I really don't see the 480SPs in Llano - not with the flop numbers AMD quoted. More like 240SP IMHO.

hkultala said:
And I don't see L3 cache as "necessary thing" for this market segment. With 2*2 MB L2 cache there is already plenty of cache.

Well, the advantage of L3 is that you can use it for graphics too - L2 being exclusive to the cpu cores. This also probably means you can make the L2 cache attached to the ROPs smaller if you've got shared L3 and it's still faster (as the gpu l2 cache wasn't that large). Clearly, for Phenom II / Athlon II the L3 cache did not really help THAT much - but that balance should shift towards the solution with L3 cache in terms of performance benefits / area if you can also use it for the graphic core.
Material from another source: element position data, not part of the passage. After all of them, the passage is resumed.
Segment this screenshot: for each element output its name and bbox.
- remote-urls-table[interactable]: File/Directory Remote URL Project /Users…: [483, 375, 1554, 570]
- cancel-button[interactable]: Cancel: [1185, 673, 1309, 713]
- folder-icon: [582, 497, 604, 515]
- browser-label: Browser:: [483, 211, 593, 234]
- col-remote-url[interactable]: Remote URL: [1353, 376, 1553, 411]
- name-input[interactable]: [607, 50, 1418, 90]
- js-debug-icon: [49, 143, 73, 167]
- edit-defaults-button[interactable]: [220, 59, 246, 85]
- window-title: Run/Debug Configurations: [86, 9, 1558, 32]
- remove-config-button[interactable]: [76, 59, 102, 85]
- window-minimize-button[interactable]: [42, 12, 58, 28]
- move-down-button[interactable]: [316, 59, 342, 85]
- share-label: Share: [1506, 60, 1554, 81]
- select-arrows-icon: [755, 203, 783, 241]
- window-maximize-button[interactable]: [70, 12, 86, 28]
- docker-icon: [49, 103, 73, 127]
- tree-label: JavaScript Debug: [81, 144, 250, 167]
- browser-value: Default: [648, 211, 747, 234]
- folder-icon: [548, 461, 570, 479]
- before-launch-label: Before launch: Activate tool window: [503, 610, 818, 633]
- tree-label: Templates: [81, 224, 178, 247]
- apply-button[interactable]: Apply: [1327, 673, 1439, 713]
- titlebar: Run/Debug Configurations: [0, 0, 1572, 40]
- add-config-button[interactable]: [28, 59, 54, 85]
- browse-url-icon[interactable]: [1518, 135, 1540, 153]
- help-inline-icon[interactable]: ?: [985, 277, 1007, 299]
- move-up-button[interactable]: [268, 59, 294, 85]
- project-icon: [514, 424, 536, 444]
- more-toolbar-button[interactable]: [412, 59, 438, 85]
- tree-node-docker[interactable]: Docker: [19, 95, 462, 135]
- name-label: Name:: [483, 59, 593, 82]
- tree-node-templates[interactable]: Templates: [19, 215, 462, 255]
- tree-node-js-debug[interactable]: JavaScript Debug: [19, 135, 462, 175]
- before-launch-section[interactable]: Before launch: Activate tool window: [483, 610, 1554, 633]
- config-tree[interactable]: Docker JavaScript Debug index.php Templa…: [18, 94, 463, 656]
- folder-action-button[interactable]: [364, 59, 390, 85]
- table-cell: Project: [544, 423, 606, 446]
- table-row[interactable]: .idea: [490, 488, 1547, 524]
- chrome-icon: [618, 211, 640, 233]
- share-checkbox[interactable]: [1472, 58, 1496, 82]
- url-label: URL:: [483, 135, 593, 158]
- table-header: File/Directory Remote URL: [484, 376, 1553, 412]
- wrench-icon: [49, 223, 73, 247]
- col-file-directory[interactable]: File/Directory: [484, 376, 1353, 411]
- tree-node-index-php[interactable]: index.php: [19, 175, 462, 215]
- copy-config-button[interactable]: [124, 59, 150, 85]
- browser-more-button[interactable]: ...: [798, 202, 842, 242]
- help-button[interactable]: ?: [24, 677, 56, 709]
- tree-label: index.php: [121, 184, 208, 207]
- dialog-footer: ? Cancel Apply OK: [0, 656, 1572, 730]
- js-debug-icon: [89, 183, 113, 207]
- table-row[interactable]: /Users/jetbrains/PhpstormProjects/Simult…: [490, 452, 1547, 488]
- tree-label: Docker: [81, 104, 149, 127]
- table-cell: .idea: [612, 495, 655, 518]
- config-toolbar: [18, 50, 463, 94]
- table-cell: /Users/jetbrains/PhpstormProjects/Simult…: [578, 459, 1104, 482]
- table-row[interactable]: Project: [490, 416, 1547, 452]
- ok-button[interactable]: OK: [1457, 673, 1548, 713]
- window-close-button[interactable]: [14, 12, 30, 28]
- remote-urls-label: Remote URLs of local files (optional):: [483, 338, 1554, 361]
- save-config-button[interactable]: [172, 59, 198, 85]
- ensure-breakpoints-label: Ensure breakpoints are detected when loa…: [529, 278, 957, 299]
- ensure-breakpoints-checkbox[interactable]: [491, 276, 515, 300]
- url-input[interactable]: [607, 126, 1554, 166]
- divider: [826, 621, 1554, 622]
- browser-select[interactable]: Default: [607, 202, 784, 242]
It might require some changes to the MC/graphic core though, which might be something AMD isn't willing to do (as they couldn't just use basically unchanged discrete gpu cores).

hkultala · Nov 11, 2010

mczak said:
Well, the advantage of L3 is that you can use it for graphics too - L2 being exclusive to the cpu cores.

What makes this an advantage?

hkultala · Nov 11, 2010

mczak said:
I really don't see the 480SPs in Llano - not with the flop numbers AMD quoted. More like 240SP IMHO.

Yep.

And the size of the GPU part of the chip also seems to indicate it has 240 shader ALU's, not 480.

Alexko · Nov 11, 2010

mczak said:
I really don't see the 480SPs in Llano - not with the flop numbers AMD quoted. More like 240SP IMHO.

They said 500+ GFLOPS. That sounds to me like 480SPs @ ~550MHz or maybe 400SPs @ ~630MHz.

240SPs at ~1040MHz just doesn't seem realistic, power-wise.

That GPU-part looks to be around 100mm², which is close to Redwood's size, but on 32nm.

mczak · Nov 12, 2010

Alexko said:
They said 500+ GFLOPS. That sounds to me like 480SPs @ ~550MHz or maybe 400SPs @ ~630MHz.

240SPs at ~1040MHz just doesn't seem realistic, power-wise.

The quote was 400-500 GFlops. And from how it was worded, it was for the whole chip. Which leaves 300-400Gflops for the GPU. With 240SPs that gives you 625-830Mhz. Sounds doable to me.

That GPU-part looks to be around 100mm², which is close to Redwood's size, but on 32nm.

You are right it looks quite big.

Alexko · Nov 12, 2010

mczak said:
The quote was 400-500 GFlops. And from how it was worded, it was for the whole chip. Which leaves 300-400Gflops for the GPU. With 240SPs that gives you 625-830Mhz. Sounds doable to me.

You are right it looks quite big.

There was another comment during analyst day, where the guy said 500+ GFLOPS, worded in a way that makes me think it was just for the GPU. I don't have time right now but I'll try to find it a link it later today.

mczak · Nov 12, 2010

Alexko said:
There was another comment during analyst day, where the guy said 500+ GFLOPS, worded in a way that makes me think it was just for the GPU. I don't have time right now but I'll try to find it a link it later today.

Even with 500+ gflops for the gpu, shouldn't 400 SPs be more than sufficient? That would only need 625Mhz. Shouldn't the 32nm SOI process actually allow clock increases over 40nm bulk? Granted the structure doesn't really look like that. But it would be strange imho if there would be so many simds (hence increasing cost) but then they'd be clocked so low.

Alexko · Nov 12, 2010

mczak said:
Even with 500+ gflops for the gpu, shouldn't 400 SPs be more than sufficient? That would only need 625Mhz. Shouldn't the 32nm SOI process actually allow clock increases over 40nm bulk? Granted the structure doesn't really look like that. But it would be strange imho if there would be so many simds (hence increasing cost) but then they'd be clocked so low.

400 SPs seems plausible, but 240 doesn't, IMO.

I can't find a free transcript for Tuesday's analyst day, but I think the quote in question was during the Client platforms breakout session, for which the webcast is still available.